The two also differ on national security. Hagedorn accuses Walz of not taking action to secure America's borders. The GOP candidate favors the U.S. taking a time out from allowing refugee resettlement in the U.S. Instead, he supports setting up refugee safe zones in war-torn areas.
"Walz has a pre-9/11 mindset — open borders, more refugees from countries that hate America. He hasn't made border security an issue at all," Hagedorn said.
Walz rejects that criticism, saying national security has been a priority in his life. A former command sergeant major in the National Guard, Walz said he believes the key to defeating terrorism is a long-term, multi-generational plan that relies on coalition building, anti-radicalization efforts at home and some military action.
"My opponent seems to think it's like Beetlejuice — you say the name (Islamic terrorism) three times and it's fixed. It's not fixed by simply saying that and it does nothing to alienate the very communities here that we need to get on board," Walz said.

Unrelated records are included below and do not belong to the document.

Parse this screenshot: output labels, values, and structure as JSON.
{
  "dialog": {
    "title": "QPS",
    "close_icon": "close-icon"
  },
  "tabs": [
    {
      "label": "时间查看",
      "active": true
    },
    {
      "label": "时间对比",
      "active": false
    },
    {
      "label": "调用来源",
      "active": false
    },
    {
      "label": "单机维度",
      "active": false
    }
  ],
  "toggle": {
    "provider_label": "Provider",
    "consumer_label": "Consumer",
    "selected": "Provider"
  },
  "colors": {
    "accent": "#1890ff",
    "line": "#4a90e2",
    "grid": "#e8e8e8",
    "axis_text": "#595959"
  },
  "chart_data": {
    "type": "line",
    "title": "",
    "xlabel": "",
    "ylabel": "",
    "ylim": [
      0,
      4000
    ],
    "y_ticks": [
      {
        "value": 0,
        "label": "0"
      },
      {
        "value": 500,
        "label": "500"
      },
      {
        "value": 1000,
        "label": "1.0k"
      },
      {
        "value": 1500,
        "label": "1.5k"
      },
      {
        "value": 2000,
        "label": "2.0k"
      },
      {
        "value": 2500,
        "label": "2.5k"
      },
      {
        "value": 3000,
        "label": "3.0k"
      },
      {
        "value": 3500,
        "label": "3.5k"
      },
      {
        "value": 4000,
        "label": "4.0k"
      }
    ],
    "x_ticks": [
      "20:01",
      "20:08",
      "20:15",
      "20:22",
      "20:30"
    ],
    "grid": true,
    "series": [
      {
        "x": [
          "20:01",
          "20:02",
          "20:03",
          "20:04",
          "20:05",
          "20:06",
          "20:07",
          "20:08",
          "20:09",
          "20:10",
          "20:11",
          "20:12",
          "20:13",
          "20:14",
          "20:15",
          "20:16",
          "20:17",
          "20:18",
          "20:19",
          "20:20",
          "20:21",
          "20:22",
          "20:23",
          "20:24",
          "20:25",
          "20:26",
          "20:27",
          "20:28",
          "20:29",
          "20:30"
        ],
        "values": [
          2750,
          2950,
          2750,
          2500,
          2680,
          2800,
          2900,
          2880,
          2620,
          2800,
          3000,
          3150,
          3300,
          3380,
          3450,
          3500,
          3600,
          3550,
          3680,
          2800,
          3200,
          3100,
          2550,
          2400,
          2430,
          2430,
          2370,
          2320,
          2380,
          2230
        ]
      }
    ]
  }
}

The candidates offer different visions on how best to create jobs. Hagedorn talks extensively about the need to cut bureaucratic red tape and lower taxes in order to boost the economy. The Blue Earth Republican argues that the nation's regulatory agencies are "out of control" when it comes to passing costly rules that hit small and medium businesses hard.
"If you go anywhere and start talking to small businesses or farmers, they'll all tell you the same thing: The federal regulations are just consuming them," Hagedorn said.
Walz contends that the best way to create new jobs is to make investments in job training, supporting renewable energy and backing fair trade deals. Steps also need to be taken to make higher education more affordable.
He added, "We've got to get people trained, and we've got to make sure you don't leave college with so much debt you can't choose those professions that we need and the career you want to pursue."